Autre point qui me chatouillait dans l'entrefilet sur la pauvreté transitoire: la facilité de s'en sortir. Les gens pauvres en plus de voir leur situation perdurer, se voit aspirer vers le bas dans une spirale sans fonds : de plus en plus pauvre. Les récentes lois du gouvernement néolibéral du PQ sur l'aide sociale, sur la politique familiale, sur l'assurance-médicaments, le montrent bien. On coupe les plus démuni-e-s, en particulier les femmes cheffes de famille monoparentales. Les enquêtes continuent de se resserrer, le harcèlement se poursuit. Les enquêteurs des impôts s'y mettent de la partie. Cela va même à vouloir faire payer des impôts aux jeunes personnes itinérantes qui lavent les vitres de voitures au coin des rues, et qui le font au lieu de mendier leur argent, parce que ces jeunes gagneraient entre 5 $ et 60 $ par jour. Souvent ces personnes n'ont même pas de domicile fixe, et vivent cahin-caha.

Et pour en rajouter, les Caisses Desjardins viennent d'innover dans la lutte à la pauvreté. Les Caisses de Montérégie (elles avaient sûrement leurs lunettes brouiller dans le verglas) imposent des frais d'administration de 3 $ pour les personnes dont le chiffres du compte de banque est inférieur à 100 $. D'autres, dans d'autres régions, débiteraient 1 $ pour les comptes inférieur à 1000 $. Même si la Fédération des Caisses est contre cette mesure en précisant que le Mouvement Desjardins rejoint 60 % des personnes pauvres au Québec contre 40 % pour le reste du système bancaire, reconnaît que les caisses des milieux défavorisés n'ont pas d'autres choix (???) pour se rentabiliser. Encore les pauvres qui payent.

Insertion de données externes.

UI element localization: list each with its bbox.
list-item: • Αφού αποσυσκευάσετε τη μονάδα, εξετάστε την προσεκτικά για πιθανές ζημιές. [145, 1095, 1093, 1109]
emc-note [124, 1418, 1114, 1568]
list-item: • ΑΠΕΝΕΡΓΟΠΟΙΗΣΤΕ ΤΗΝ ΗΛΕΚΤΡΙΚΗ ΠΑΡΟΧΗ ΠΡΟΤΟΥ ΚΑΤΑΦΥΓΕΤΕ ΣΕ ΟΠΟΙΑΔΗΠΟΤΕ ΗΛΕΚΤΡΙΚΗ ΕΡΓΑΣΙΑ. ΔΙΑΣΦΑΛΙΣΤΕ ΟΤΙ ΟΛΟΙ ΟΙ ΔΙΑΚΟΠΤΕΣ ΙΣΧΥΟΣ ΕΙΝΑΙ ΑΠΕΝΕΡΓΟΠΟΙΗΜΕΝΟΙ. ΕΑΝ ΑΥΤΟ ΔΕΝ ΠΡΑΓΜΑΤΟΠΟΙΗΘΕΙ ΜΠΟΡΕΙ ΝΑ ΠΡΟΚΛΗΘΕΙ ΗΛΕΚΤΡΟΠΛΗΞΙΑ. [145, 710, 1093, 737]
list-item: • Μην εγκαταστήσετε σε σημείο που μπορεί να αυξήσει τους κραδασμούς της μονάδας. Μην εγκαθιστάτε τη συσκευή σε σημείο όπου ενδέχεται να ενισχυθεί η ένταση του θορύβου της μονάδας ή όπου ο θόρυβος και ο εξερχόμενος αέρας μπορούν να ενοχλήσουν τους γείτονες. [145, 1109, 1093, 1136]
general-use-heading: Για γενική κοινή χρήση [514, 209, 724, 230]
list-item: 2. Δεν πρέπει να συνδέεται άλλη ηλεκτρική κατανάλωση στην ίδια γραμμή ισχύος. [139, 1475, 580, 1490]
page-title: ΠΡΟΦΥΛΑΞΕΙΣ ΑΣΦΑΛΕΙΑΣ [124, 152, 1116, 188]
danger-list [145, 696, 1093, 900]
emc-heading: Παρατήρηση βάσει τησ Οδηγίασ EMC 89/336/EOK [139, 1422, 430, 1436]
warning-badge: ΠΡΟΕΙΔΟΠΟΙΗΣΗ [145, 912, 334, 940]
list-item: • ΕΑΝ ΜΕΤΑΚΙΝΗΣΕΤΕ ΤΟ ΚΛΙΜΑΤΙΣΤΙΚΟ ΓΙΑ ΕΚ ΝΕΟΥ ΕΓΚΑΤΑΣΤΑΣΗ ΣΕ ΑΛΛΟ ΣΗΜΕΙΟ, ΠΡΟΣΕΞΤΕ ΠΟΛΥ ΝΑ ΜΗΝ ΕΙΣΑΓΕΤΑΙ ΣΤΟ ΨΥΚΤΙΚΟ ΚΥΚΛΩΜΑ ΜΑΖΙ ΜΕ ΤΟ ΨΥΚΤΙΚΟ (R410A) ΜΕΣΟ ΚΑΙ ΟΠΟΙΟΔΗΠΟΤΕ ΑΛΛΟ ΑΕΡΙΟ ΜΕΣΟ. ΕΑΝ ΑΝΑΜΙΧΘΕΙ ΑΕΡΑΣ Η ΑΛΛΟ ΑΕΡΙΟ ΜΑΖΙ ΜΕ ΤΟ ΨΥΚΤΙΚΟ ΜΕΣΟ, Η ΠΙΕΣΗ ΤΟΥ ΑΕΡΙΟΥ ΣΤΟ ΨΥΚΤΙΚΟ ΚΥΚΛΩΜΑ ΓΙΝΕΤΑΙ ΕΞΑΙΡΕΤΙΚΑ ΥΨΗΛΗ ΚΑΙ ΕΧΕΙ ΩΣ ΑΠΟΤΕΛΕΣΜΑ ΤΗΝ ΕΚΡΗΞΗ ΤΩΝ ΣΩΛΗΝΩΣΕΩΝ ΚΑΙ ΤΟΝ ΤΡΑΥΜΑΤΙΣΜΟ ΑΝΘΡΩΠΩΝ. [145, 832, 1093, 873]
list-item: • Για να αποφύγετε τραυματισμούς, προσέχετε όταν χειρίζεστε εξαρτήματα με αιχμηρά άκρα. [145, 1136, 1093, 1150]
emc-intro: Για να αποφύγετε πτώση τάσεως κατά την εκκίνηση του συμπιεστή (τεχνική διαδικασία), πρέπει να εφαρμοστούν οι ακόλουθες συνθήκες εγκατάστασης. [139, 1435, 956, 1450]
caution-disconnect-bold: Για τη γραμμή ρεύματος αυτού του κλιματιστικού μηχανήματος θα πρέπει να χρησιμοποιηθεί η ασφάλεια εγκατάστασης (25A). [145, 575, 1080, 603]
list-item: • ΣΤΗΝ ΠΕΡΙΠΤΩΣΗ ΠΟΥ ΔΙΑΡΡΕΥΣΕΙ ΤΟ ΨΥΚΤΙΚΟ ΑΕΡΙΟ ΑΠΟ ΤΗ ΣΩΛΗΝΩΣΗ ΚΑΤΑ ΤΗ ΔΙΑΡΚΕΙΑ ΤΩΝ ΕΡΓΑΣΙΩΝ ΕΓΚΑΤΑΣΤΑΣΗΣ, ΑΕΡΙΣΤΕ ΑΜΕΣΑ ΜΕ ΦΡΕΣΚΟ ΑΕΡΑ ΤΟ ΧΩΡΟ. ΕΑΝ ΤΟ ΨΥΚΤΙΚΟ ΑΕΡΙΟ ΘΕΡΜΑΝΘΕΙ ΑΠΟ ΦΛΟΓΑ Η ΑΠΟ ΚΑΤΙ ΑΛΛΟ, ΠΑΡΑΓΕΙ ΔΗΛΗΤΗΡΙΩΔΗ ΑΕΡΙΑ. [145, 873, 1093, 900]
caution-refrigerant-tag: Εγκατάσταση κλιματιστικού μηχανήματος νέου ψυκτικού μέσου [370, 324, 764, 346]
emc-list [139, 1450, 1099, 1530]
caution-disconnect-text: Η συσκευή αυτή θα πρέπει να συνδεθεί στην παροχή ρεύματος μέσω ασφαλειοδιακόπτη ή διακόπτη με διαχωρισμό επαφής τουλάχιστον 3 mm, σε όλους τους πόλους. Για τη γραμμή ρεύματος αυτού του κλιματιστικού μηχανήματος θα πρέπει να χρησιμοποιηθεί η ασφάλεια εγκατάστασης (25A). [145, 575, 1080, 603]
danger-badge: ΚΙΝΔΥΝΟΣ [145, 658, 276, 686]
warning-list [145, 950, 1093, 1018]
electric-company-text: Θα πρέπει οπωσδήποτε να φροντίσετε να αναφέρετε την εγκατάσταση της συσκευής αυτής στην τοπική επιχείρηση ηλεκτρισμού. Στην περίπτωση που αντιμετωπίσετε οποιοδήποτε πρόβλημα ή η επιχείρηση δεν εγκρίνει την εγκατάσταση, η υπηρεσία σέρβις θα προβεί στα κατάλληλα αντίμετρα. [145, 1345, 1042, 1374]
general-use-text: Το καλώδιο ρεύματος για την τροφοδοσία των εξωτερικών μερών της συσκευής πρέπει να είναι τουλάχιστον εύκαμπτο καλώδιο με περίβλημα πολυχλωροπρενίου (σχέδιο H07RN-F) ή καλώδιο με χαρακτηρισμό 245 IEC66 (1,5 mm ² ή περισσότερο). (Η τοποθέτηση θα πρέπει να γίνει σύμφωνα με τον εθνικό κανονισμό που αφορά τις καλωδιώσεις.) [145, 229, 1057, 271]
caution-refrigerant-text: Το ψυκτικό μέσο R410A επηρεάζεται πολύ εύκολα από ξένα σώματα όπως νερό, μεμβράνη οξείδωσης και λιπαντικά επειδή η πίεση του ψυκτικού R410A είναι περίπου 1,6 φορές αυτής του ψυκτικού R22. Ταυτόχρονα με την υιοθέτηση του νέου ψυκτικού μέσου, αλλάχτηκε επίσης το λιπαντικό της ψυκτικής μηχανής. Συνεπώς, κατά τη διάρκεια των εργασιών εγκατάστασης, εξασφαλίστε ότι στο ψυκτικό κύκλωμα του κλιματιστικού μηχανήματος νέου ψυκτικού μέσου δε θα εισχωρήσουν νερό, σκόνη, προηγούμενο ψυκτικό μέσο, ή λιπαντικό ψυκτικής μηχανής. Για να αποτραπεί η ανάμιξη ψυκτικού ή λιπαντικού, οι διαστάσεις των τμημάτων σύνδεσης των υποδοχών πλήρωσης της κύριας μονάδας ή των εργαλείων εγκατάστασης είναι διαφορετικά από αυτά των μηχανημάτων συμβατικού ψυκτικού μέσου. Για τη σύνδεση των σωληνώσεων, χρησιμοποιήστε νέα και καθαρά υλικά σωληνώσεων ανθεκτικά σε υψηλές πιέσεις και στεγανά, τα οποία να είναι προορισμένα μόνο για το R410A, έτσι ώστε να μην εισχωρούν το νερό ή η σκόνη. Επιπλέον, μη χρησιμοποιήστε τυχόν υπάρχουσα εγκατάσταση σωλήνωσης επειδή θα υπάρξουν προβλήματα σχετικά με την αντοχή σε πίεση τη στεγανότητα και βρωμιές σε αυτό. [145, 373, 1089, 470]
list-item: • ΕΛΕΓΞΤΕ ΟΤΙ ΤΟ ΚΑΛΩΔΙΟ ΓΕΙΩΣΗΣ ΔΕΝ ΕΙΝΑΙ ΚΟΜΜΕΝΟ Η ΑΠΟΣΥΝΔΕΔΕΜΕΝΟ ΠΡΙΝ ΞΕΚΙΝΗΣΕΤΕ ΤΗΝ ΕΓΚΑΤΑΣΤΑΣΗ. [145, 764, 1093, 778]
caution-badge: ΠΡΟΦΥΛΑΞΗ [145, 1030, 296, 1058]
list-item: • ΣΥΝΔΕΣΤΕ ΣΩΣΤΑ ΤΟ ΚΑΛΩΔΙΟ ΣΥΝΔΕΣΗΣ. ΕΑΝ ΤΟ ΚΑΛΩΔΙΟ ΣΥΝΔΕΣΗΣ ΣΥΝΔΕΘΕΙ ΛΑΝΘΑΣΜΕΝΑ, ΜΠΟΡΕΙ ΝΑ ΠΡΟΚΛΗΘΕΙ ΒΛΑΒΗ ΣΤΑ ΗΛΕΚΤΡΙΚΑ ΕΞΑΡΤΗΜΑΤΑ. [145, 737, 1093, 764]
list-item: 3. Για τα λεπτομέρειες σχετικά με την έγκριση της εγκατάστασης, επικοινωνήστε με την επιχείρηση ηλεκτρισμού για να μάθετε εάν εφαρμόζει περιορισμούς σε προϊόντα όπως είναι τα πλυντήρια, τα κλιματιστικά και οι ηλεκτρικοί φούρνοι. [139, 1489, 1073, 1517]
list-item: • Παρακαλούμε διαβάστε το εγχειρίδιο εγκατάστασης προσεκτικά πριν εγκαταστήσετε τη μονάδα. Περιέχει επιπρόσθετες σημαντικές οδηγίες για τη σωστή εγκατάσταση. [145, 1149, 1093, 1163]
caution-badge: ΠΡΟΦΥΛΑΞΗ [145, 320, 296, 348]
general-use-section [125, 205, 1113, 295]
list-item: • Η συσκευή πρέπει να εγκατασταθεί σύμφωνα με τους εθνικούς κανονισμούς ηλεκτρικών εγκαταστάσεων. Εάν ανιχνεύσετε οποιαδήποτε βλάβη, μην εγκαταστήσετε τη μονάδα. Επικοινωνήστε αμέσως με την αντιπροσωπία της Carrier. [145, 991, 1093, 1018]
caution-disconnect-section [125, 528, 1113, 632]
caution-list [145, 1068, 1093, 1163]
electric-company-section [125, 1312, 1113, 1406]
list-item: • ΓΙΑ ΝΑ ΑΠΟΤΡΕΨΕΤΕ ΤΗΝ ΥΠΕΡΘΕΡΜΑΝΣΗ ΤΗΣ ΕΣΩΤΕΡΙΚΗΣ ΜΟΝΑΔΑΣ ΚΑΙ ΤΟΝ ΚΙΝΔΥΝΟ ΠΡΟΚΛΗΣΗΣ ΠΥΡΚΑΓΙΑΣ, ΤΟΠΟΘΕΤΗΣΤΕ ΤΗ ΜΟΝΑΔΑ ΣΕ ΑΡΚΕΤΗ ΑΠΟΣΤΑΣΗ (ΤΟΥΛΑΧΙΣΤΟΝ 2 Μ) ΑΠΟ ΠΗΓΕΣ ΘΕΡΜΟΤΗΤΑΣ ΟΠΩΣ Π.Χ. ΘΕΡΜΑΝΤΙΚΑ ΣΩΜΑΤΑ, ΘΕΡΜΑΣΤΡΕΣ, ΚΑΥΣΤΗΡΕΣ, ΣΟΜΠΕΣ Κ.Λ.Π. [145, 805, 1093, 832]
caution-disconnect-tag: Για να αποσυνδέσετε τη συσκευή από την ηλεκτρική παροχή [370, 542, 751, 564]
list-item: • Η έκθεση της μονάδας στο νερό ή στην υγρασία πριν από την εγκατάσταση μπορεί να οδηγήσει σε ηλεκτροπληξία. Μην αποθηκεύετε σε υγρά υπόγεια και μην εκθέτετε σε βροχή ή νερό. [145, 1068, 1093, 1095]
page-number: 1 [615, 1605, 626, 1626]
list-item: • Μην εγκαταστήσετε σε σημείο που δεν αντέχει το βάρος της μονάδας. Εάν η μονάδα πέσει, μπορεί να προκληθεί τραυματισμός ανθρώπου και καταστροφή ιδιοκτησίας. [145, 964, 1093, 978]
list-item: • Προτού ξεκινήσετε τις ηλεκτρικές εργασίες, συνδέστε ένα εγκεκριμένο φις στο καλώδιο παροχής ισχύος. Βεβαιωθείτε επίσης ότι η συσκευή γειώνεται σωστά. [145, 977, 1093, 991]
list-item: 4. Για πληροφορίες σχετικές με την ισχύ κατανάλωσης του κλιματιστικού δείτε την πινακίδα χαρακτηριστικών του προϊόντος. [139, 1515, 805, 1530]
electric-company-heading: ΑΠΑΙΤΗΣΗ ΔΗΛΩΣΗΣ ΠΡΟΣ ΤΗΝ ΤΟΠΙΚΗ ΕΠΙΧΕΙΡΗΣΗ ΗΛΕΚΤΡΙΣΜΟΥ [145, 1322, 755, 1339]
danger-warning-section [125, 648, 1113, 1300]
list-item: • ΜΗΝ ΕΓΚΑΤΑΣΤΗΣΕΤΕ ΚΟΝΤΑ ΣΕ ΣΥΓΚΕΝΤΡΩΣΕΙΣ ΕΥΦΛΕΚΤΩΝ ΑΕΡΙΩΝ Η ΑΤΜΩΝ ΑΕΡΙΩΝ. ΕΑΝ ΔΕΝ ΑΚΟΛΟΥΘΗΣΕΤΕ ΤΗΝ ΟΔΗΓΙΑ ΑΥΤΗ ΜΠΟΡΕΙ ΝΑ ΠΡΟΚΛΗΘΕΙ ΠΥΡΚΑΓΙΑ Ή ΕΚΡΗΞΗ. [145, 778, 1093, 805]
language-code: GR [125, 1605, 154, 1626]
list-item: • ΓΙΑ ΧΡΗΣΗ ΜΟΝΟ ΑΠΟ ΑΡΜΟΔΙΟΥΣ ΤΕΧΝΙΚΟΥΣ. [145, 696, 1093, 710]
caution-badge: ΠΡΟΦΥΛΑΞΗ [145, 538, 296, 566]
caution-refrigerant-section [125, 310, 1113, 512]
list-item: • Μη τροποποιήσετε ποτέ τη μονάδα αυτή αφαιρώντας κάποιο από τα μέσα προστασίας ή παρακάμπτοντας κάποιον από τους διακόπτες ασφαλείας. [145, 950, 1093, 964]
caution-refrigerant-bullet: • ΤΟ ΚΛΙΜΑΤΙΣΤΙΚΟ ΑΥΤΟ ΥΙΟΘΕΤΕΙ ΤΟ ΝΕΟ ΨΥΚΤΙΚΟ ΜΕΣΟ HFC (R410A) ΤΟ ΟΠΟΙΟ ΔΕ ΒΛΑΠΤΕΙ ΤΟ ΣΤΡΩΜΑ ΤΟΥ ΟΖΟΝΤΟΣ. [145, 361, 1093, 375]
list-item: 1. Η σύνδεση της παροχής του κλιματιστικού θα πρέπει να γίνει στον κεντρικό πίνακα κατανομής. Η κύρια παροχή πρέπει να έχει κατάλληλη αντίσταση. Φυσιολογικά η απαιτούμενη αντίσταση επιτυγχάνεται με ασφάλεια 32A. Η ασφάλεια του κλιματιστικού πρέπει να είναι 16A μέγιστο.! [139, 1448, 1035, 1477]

Enfin cet entrefilet a fini par m'exacerber, quand j'ai lu que les entreprise canadiennes en 97 avaient réaliser des hausses de profits. En parlant juste des pauvres et jamais des riches, on culpabilise les pauvres, on continue de taper sur eux-elles, et on laisse les riches s'engraisser. En 1997, les gains sont de 110 milliards de $. Une binerie. Les profits sont en hausse depuis 96, et en hausse record pour l'ensemble des secteurs d'activité 22 sur 30. Et simplement pour le secteur financier de Desjardins-Laurentien (pas pour l'ensemble du Mouvement Desjardins), les bénéfices ont augmenter de 22 %. Et ce sont ces même gros qui visent les moins nanti-e-s. La pauvreté peut bien s'approfondir, toucher de plus en plus de monde et frôler la misère.